6.4 Wijzigingsbevoegdheid
6.4.1 Andere bedrijvigheid
Burgemeester en wethouders zijn bevoegd deze bestemming te wijzigen ten behoeve van het wijzigen van gebruik van vrijkomende bedrijfsgebouwen in een andere specifieke bedrijfsfunctie, met dien verstande dat:
-
a. aangetoond is dat er sprake is van een ruimtelijke verbetering in de vorm van een afname van bebouwing (niet zijnde gemeentelijk monument of een rijksmonument) alsmede een visueel ruimtelijke verbetering van de situatie en / of aangetoond is dat er sprake is van een vermindering van de milieubelasting;
-
b. buitenpandige opslag niet is toegestaan;
-
c. aangetoond is dat voldaan wordt aan de normen voor wat betreft aantal parkeerplaatsen zoals die zijn opgenomen in Bijlage 3 Parkeernormen;
-
d. toevoeging van een bedrijfswoning niet is toegestaan;
-
e. de bouwregels uit artikel 6.2 van kracht blijven;
-
f. aangetoond is dat de wijziging niet leidt tot extra belemmeringen voor de bedrijfsvoering van de omliggende (agrarische) bedrijven;
-
g. detailhandel niet is toegestaan behoudens in ter plaatse geproduceerde of bewerkte producten ter plaatse van de aanduiding 'bouwvlak' met een oppervlak van ten hoogste 100 m2;
-
h. aangetoond is dat de waterhuishoudkundige, landschappelijke en natuurwaarden niet onevenredig worden aangetast;
-
i. een goede landschappelijke inpassing dient verzekerd te zijn;
-
j. aangetoond is dat voldaan wordt aan de normen gesteld in of krachtens de Wet bodembescherming.
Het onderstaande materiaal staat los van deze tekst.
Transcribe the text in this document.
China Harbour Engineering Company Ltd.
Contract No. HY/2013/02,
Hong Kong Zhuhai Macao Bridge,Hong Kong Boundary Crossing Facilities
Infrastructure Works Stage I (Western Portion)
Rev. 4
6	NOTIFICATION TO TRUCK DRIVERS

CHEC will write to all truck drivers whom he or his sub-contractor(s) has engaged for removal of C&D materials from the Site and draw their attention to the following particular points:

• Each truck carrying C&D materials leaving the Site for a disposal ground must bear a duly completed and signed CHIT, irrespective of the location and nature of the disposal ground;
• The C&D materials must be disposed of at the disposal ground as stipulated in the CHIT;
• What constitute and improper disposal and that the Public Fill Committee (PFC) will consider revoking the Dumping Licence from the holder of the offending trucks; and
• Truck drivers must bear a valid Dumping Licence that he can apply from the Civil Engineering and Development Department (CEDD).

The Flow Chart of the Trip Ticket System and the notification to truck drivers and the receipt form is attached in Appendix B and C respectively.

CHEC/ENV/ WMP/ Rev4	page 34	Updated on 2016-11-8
6.4.2 Wijziging naar wonen
Burgemeester en wethouders zijn bevoegd deze bestemming te wijzigen ten behoeve van het wijzigen van gebruik van vrijkomende bedrijfsgebouwen in de functie 'wonen' ten behoeve van de realisatie van één woning, met dien verstande dat:
-
a. de bedrijfsfunctie in zijn geheel dient te komen vervallen;
-
b. hergebruik plaats dient te vinden in de bestaande bouwmassa en overtollige bedrijfsgebouwen dienen te worden gesloopt;
-
c. de inhoud van de ter plaatse van de aanduiding 'bouwvlak' aanwezige woning bedraagt ten minste 300 m3;
-
d. de inhoud van de ter plaatse van de aanduiding 'bouwvlak' aanwezige woning bedraagt ten hoogste 800 m3;
-
e. er ten behoeve van de woonfunctie geen nieuwe bebouwing opgericht mag worden en dat voor het bouwen van bijgebouwen gebruik gemaakt moet worden van de mogelijkheden uit artikel 6.2 of van bebouwing die aanwezig is ter plaatse van de aanduiding 'bouwvlak';
-
f. aangetoond is dat het gebruik niet leidt tot een belemmering voor de bedrijfsvoering van omliggende (agrarische) bedrijven;
-
g. aangetoond is dat voldaan wordt aan de normen voor wat betreft aantal parkeerplaatsen zoals die zijn opgenomen in Bijlage 3 Parkeernormen;
-
h. aangetoond is dat de waterhuishoudkundige, landschappelijke en natuurwaarden niet onevenredig worden aangetast;
-
i. voldaan wordt aan de eisen uit de Wet geluidhinder;
-
j. aangetoond is dat voldaan wordt aan de normen gesteld in of krachtens de Wet bodembescherming;
-
k. aangetoond is dat het woon- en leefklimaat in de omgeving niet onevenredig wordt aangetast.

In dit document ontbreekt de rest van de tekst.